Tradescant the Younger had a son he hoped would carry on the family tradition, but his heir died at 19. Heartbroken, he deeded the collection to a friend and antiques aficionado, Elias Ashmole. It was a decision they came to regret after a variety of squabbles and a court case, which upheld Ashmole's right to the collection. Ashmole paid for and helped compile a catalog of the Tradescant objects in 1656, the first printed catalog of a museum collection in England.

Detail of the Tradescant tomb St Mary-at-Lambeth, London
Detail of the Tradescant tomb St Mary-at-Lambeth, London
Alamy

Ashmole donated the Tradescant curiosities to his old school, the University of Oxford, in the 1670s, alongside some items he had acquired himself. The museum built to exhibit the whole collection officially opened in June 1683, and remains open today.

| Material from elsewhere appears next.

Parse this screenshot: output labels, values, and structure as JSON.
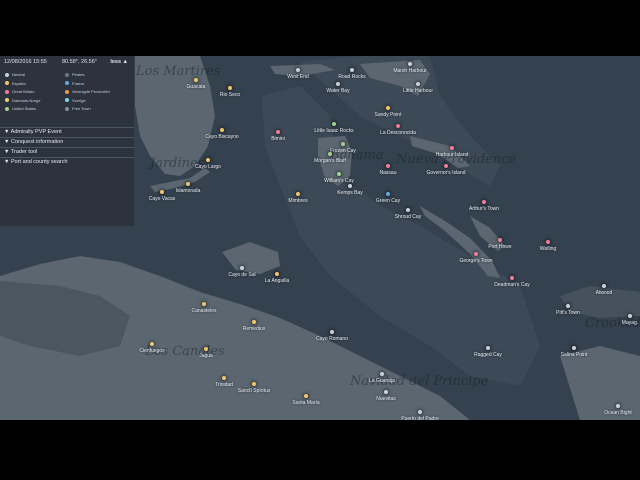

But it's not the only museum inspired by the work of the Tradescants. The church where the Tradescants (both Elder and Younger) are buried is now known as the Museum of Garden History; it was initially created to preserve the their magnificent tomb. Carved with images from their travels and collections, it incorporates a long epitaph attributed to John Aubrey that describes their curiosities as "a world of wonders in one closet shut."